We are shown, in schools and websites, the layers of ancient history, as if they were sharply compressed geological slices. We are told of lines of transmission, and evolution, as if they were inevitable. Well, if you have students you will understand the need to simplify some things, but it is important to remember that you are lying to them. The future may be unknowable, but the past is generally unknowable, too. We impose our own sense on it, using the same squirrelly methods by which we think ahead.

When did the Bronze Age end, and the Iron Age begin? The ages of plastic, silicon, and graphene may have succeeded even the latter, but I’m still not comfortable with iron. Neither were the Cypriots, nor the Egyptians, incidentally — some thirty-something centuries back. Before even that, iron was freely available in a globalized world. I once took a modified fishing boat from Cyprus to Mersin; I wouldn’t encourage swimming it. But the voyage is not far, and too quick with a motor. Even in a row boat, it would have been easy to smuggle ferrous materials, either way.

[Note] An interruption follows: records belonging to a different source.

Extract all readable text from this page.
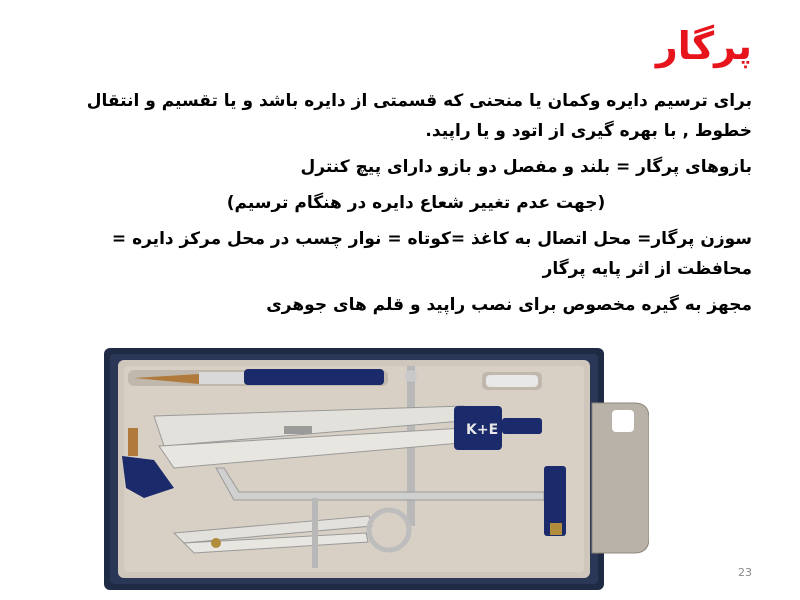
پرگار

برای ترسیم دایره وکمان یا منحنی که قسمتی از دایره باشد و یا تقسیم و انتقال خطوط , با بهره گیری از اتود و یا راپید.

بازوهای پرگار = بلند و مفصل دو بازو دارای پیچ کنترل

(جهت عدم تغییر شعاع دایره در هنگام ترسیم)

سوزن پرگار= محل اتصال به کاغذ =کوتاه = نوار چسب در محل مرکز دایره = محافظت از اثر پایه پرگار

مجهز به گیره مخصوص برای نصب راپید و قلم های جوهری

K+E
23
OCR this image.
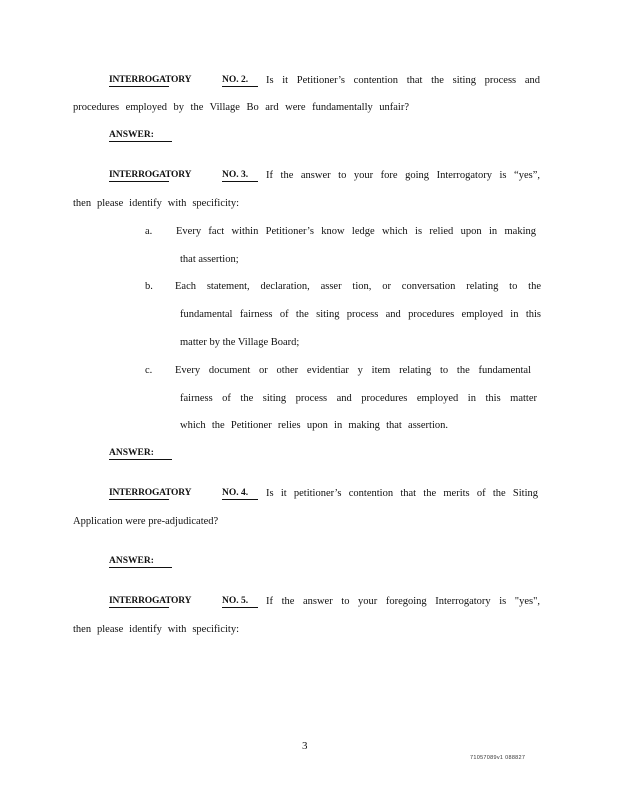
INTERROGATORY	NO. 2.	Is it Petitioner’s contention that the siting process and
procedures employed by the Village Bo ard were fundamentally unfair?
ANSWER:
INTERROGATORY	NO. 3.	If the answer to your fore going Interrogatory is “yes”,
then please identify with specificity:
a. Every fact within Petitioner’s know ledge which is relied upon in making
that assertion;
b. Each statement, declaration, asser tion, or conversation relating to the
fundamental fairness of the siting process and procedures employed in this
matter by the Village Board;
c. Every document or other evidentiar y item relating to the fundamental
fairness of the siting process and procedures employed in this matter
which the Petitioner relies upon in making that assertion.
ANSWER:
INTERROGATORY	NO. 4.	Is it petitioner’s contention that the merits of the Siting
Application were pre-adjudicated?
ANSWER:
INTERROGATORY	NO. 5.	If the answer to your foregoing Interrogatory is "yes",
then please identify with specificity:
3
71057089v1 088827
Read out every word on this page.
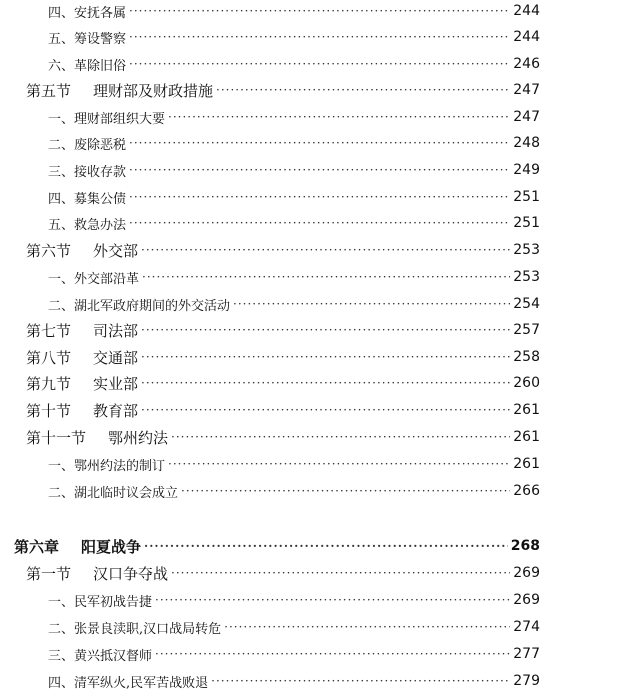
四、安抚各属 ·····	244
五、筹设警察 ·····	244
六、革除旧俗 ·····	246
第五节 理财部及财政措施 ·····	247
一、理财部组织大要 ·····	247
二、废除恶税 ·····	248
三、接收存款 ·····	249
四、募集公债 ·····	251
五、救急办法 ·····	251
第六节 外交部 ·····	253
一、外交部沿革 ·····	253
二、湖北军政府期间的外交活动 ·····	254
第七节 司法部 ·····	257
第八节 交通部 ·····	258
第九节 实业部 ·····	260
第十节 教育部 ·····	261
第十一节 鄂州约法 ·····	261
一、鄂州约法的制订 ·····	261
二、湖北临时议会成立 ·····	266
第六章 阳夏战争 ·····	268
第一节 汉口争夺战 ·····	269
一、民军初战告捷 ·····	269
二、张景良渎职,汉口战局转危 ·····	274
三、黄兴抵汉督师 ·····	277
四、清军纵火,民军苦战败退 ·····	279
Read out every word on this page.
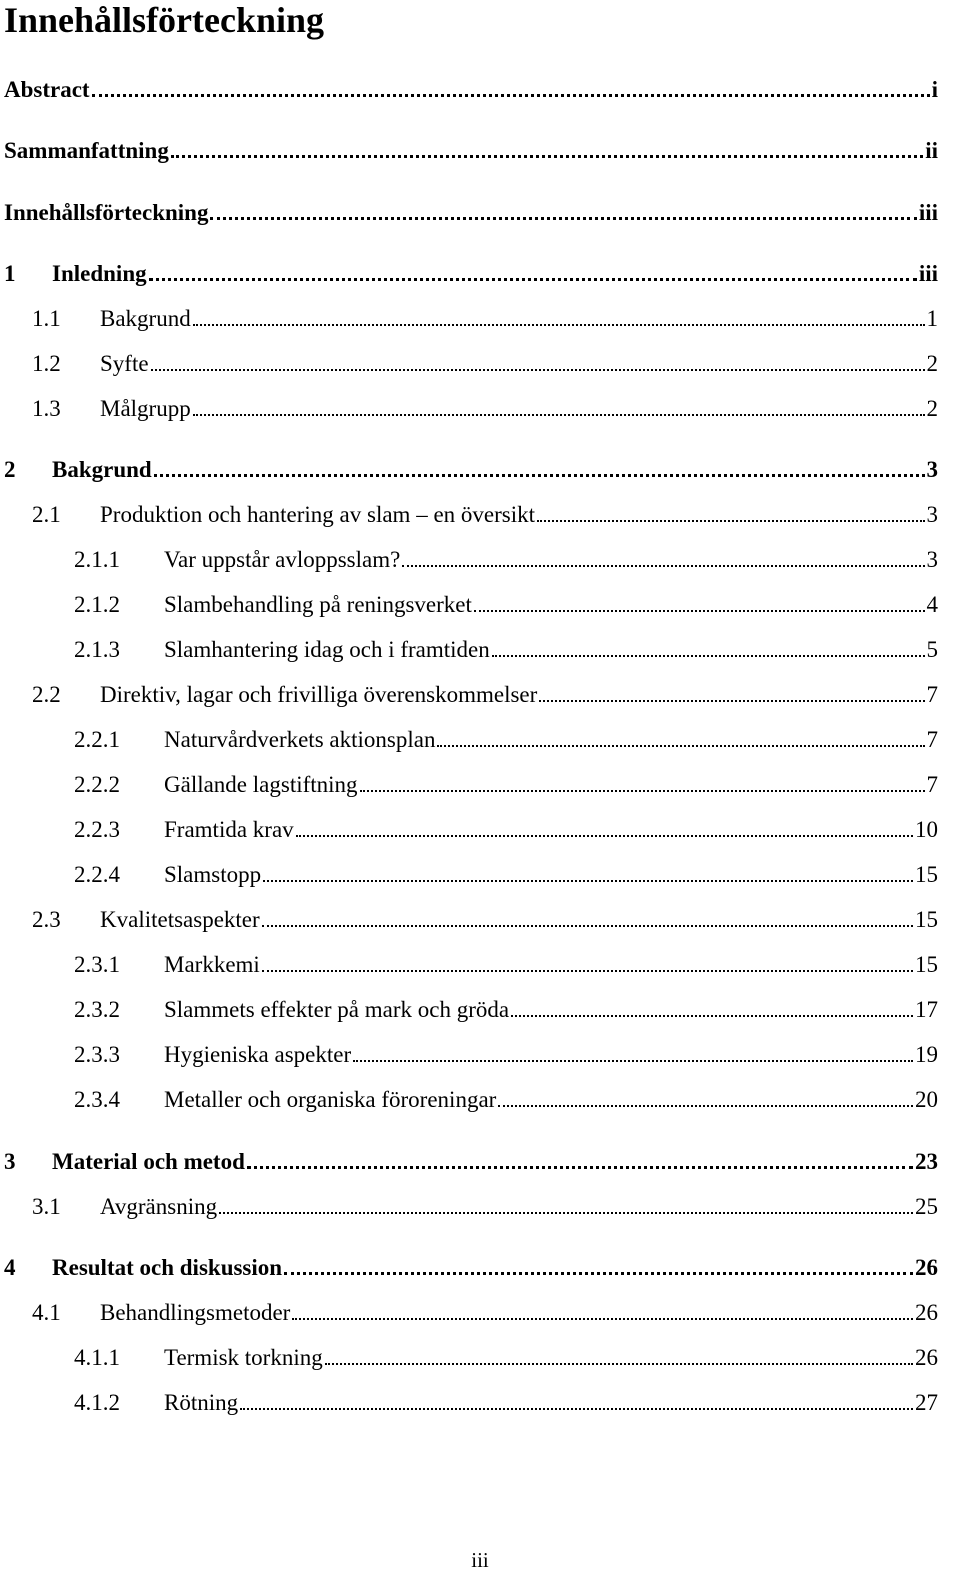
Innehållsförteckning
Abstract	i
Sammanfattning	ii
Innehållsförteckning	iii
1	Inledning	iii
1.1	Bakgrund	1
1.2	Syfte	2
1.3	Målgrupp	2
2	Bakgrund	3
2.1	Produktion och hantering av slam – en översikt	3
2.1.1	Var uppstår avloppsslam?	3
2.1.2	Slambehandling på reningsverket	4
2.1.3	Slamhantering idag och i framtiden	5
2.2	Direktiv, lagar och frivilliga överenskommelser	7
2.2.1	Naturvårdverkets aktionsplan	7
2.2.2	Gällande lagstiftning	7
2.2.3	Framtida krav	10
2.2.4	Slamstopp	15
2.3	Kvalitetsaspekter	15
2.3.1	Markkemi	15
2.3.2	Slammets effekter på mark och gröda	17
2.3.3	Hygieniska aspekter	19
2.3.4	Metaller och organiska föroreningar	20
3	Material och metod	23
3.1	Avgränsning	25
4	Resultat och diskussion	26
4.1	Behandlingsmetoder	26
4.1.1	Termisk torkning	26
4.1.2	Rötning	27
iii
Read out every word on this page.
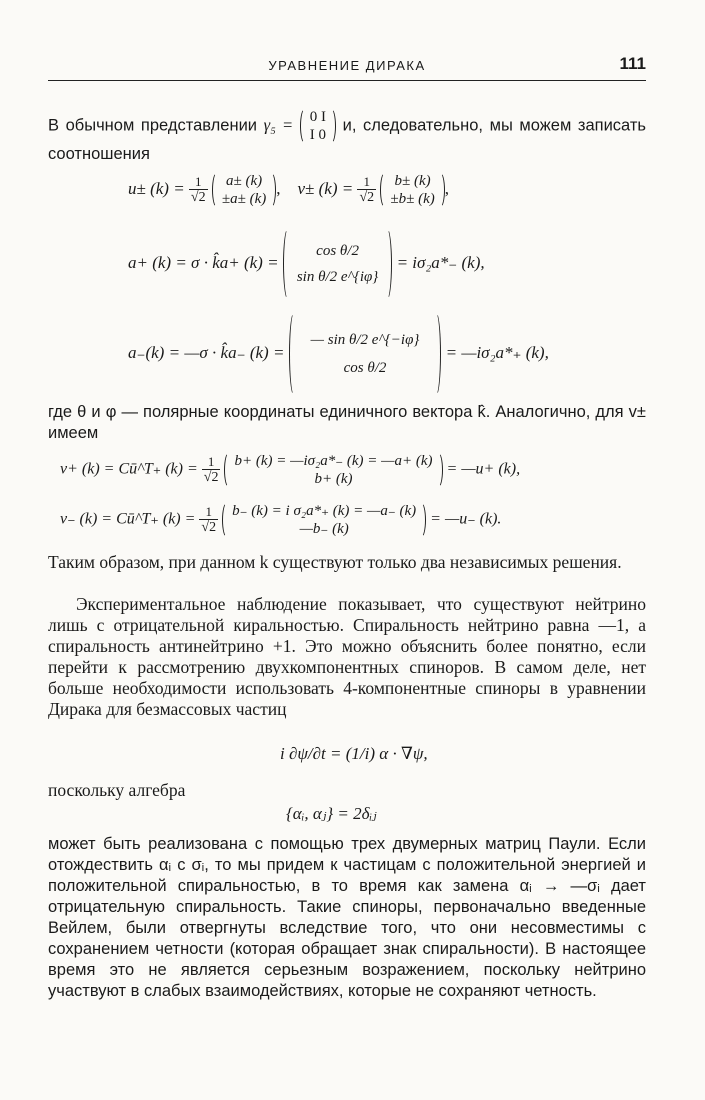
УРАВНЕНИЕ ДИРАКА	111
В обычном представлении γ₅ = 0 I
I 0
и, следовательно, мы можем записать соотношения
$u\pm (k) = \frac{1}{√2}$
a± (k)
±a± (k)
, $v\pm (k) = \frac{1}{√2}$
b± (k)
±b± (k)
,
a+ (k) = σ · k̂a+ (k) =
cos θ/2
sin θ/2 e^{iφ}
= iσ₂a*₋ (k),
a₋(k) = —σ · k̂a₋ (k) =
— sin θ/2 e^{−iφ}
cos θ/2
= —iσ₂a*₊ (k),
где θ и φ — полярные координаты единичного вектора k̂. Аналогично, для v± имеем
v+ (k) = Cū^T₊ $(k) = \frac{1}{√2}$
b+ (k) = —iσ₂a*₋ (k) = —a+ (k)
b+ (k)
= —u+ (k),
v₋ (k) = Cū^T₊ $(k) = \frac{1}{√2}$
b₋ (k) = i σ₂a*₊ (k) = —a₋ (k)
—b₋ (k)
= —u₋ (k).
Таким образом, при данном k существуют только два независимых решения.
Экспериментальное наблюдение показывает, что существуют нейтрино лишь с отрицательной киральностью. Спиральность нейтрино равна —1, а спиральность антинейтрино +1. Это можно объяснить более понятно, если перейти к рассмотрению двухкомпонентных спиноров. В самом деле, нет больше необходимости использовать 4-компонентные спиноры в уравнении Дирака для безмассовых частиц
i ∂ψ/∂t = (1/i) α · ∇ψ,
поскольку алгебра
{αᵢ, αⱼ} = 2δᵢⱼ
может быть реализована с помощью трех двумерных матриц Паули. Если отождествить αᵢ с σᵢ, то мы придем к частицам с положительной энергией и положительной спиральностью, в то время как замена αᵢ → —σᵢ дает отрицательную спиральность. Такие спиноры, первоначально введенные Вейлем, были отвергнуты вследствие того, что они несовместимы с сохранением четности (которая обращает знак спиральности). В настоящее время это не является серьезным возражением, поскольку нейтрино участвуют в слабых взаимодействиях, которые не сохраняют четность.
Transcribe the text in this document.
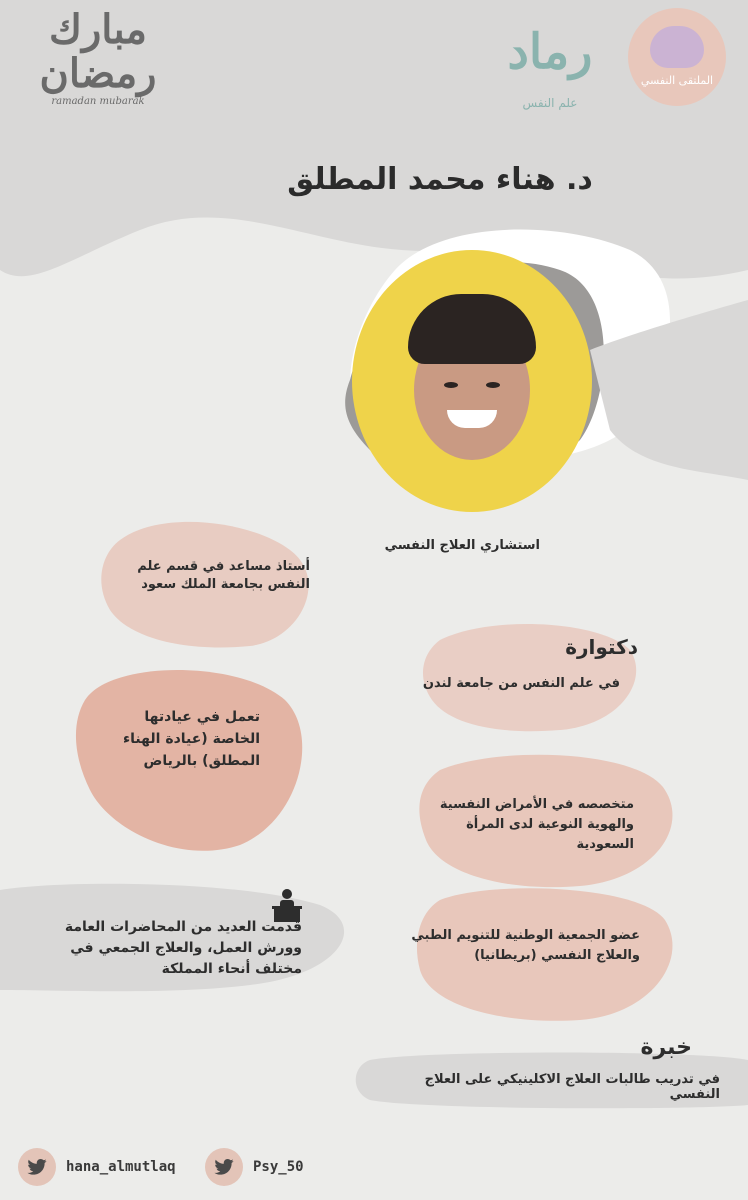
مبارك رمضان
ramadan mubarak
رماد
علم النفس
الملتقى النفسي
د. هناء محمد المطلق
استشاري العلاج النفسي
أستاذ مساعد في قسم علم النفس بجامعة الملك سعود
دكتوارة
في علم النفس من جامعة لندن
تعمل في عيادتها الخاصة (عيادة الهناء المطلق) بالرياض
متخصصه في الأمراض النفسية والهوية النوعية لدى المرأة السعودية
قدمت العديد من المحاضرات العامة وورش العمل، والعلاج الجمعي في مختلف أنحاء المملكة
عضو الجمعية الوطنية للتنويم الطبي والعلاج النفسي (بريطانيا)
خبرة
في تدريب طالبات العلاج الاكلينيكي على العلاج النفسي
hana_almutlaq	Psy_50
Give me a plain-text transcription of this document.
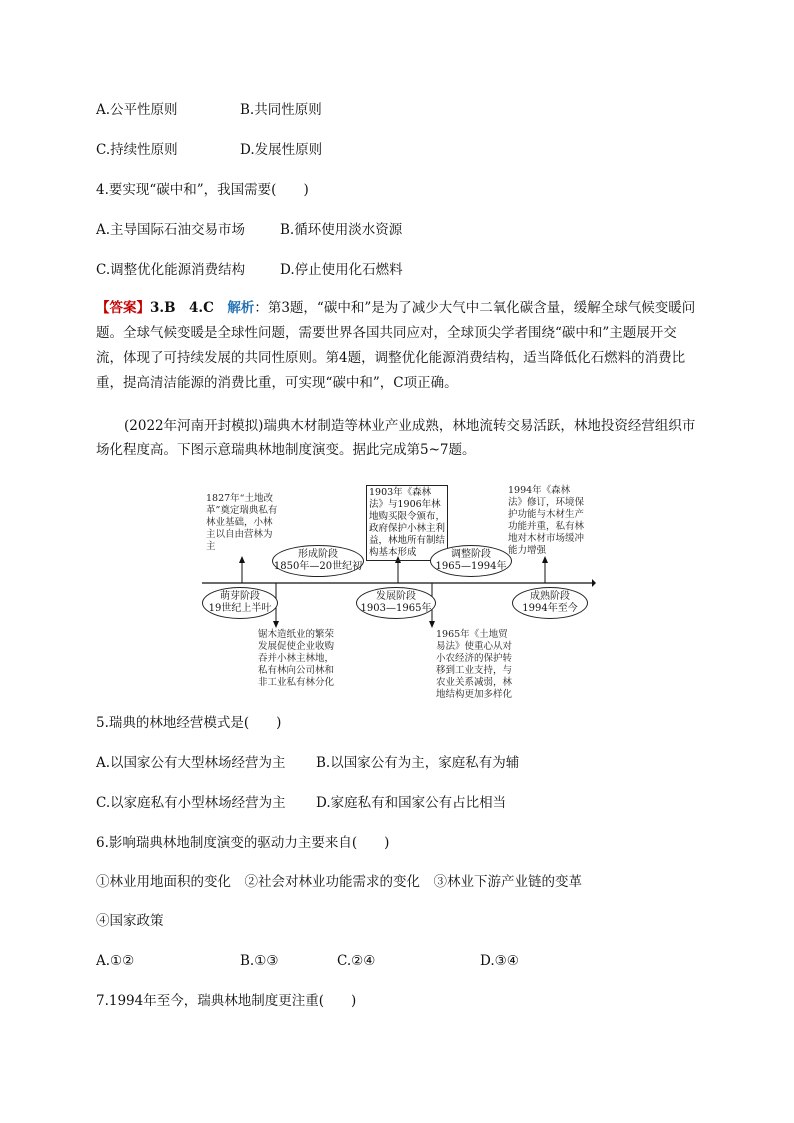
A.公平性原则	B.共同性原则
C.持续性原则	D.发展性原则
4.要实现“碳中和”，我国需要(　　)
A.主导国际石油交易市场	B.循环使用淡水资源
C.调整优化能源消费结构	D.停止使用化石燃料
【答案】3.B　4.C　解析：第3题，“碳中和”是为了减少大气中二氧化碳含量，缓解全球气候变暖问题。全球气候变暖是全球性问题，需要世界各国共同应对，全球顶尖学者围绕“碳中和”主题展开交流，体现了可持续发展的共同性原则。第4题，调整优化能源消费结构，适当降低化石燃料的消费比重，提高清洁能源的消费比重，可实现“碳中和”，C项正确。
(2022年河南开封模拟)瑞典木材制造等林业产业成熟，林地流转交易活跃，林地投资经营组织市场化程度高。下图示意瑞典林地制度演变。据此完成第5~7题。
1827年“土地改革”奠定瑞典私有林业基础，小林主以自由营林为主
1903年《森林法》与1906年林地购买限令颁布，政府保护小林主利益，林地所有制结构基本形成
1994年《森林法》修订，环境保护功能与木材生产功能并重，私有林地对木材市场缓冲能力增强
锯木造纸业的繁荣发展促使企业收购吞并小林主林地，私有林向公司林和非工业私有林分化
1965年《土地贸易法》使重心从对小农经济的保护转移到工业支持，与农业关系减弱，林地结构更加多样化
萌芽阶段
19世纪上半叶
形成阶段
1850年—20世纪初
发展阶段
1903—1965年
调整阶段
1965—1994年
成熟阶段
1994年至今
5.瑞典的林地经营模式是(　　)
A.以国家公有大型林场经营为主 B.以国家公有为主，家庭私有为辅
C.以家庭私有小型林场经营为主 D.家庭私有和国家公有占比相当
6.影响瑞典林地制度演变的驱动力主要来自(　　)
①林业用地面积的变化　②社会对林业功能需求的变化　③林业下游产业链的变革
④国家政策
A.①②	B.①③	C.②④	D.③④
7.1994年至今，瑞典林地制度更注重(　　)
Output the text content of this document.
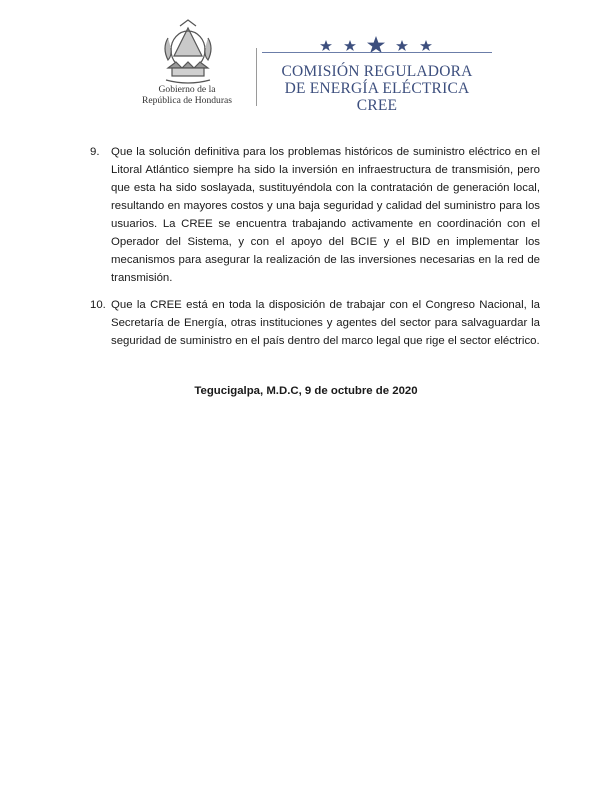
Gobierno de la
República de Honduras
COMISIÓN REGULADORA
DE ENERGÍA ELÉCTRICA
CREE
9. Que la solución definitiva para los problemas históricos de suministro eléctrico en el Litoral Atlántico siempre ha sido la inversión en infraestructura de transmisión, pero que esta ha sido soslayada, sustituyéndola con la contratación de generación local, resultando en mayores costos y una baja seguridad y calidad del suministro para los usuarios. La CREE se encuentra trabajando activamente en coordinación con el Operador del Sistema, y con el apoyo del BCIE y el BID en implementar los mecanismos para asegurar la realización de las inversiones necesarias en la red de transmisión.
10. Que la CREE está en toda la disposición de trabajar con el Congreso Nacional, la Secretaría de Energía, otras instituciones y agentes del sector para salvaguardar la seguridad de suministro en el país dentro del marco legal que rige el sector eléctrico.
Tegucigalpa, M.D.C, 9 de octubre de 2020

Yet for centuries, such “highly sophisticated” societies as those of Cyprus and Egypt, stuck with copper and bronze; with gold and silver adornments. The rest of the world might have been with the progressive agenda, but they were not. I speculate that they didn’t like the way iron rusts; there’s something cheap about it. But whatever the objection, they stood their ground. There are old iron objects to be found in both places, but few.

Much later, when the “lifestyle” advocates for the new fashionable metal had won out, and the tide of iron was flooding, it is interesting that the craftsmanship of objects is relaxed. Even ceramics become dull, boring, repetitious; skills are forgotten. We have craftsmen who obviously don’t give a damn any more, just like today. We have the encroaching realm of “productivity,” quantity. Soon these places are easy to knock over, by the conquering savages always lurking about.

We have conservative societies, overwhelmed by technology; and no longer trading on their own terms. In the larger Minoan sphere, we have barbarization. Dynastic Egypt will survive only in Coptic fragments. Greeks, Romans, and finally Arabs will be trashing the place. Ancient civilizations fall.

I regret “progress.” We should resist it heart and soul.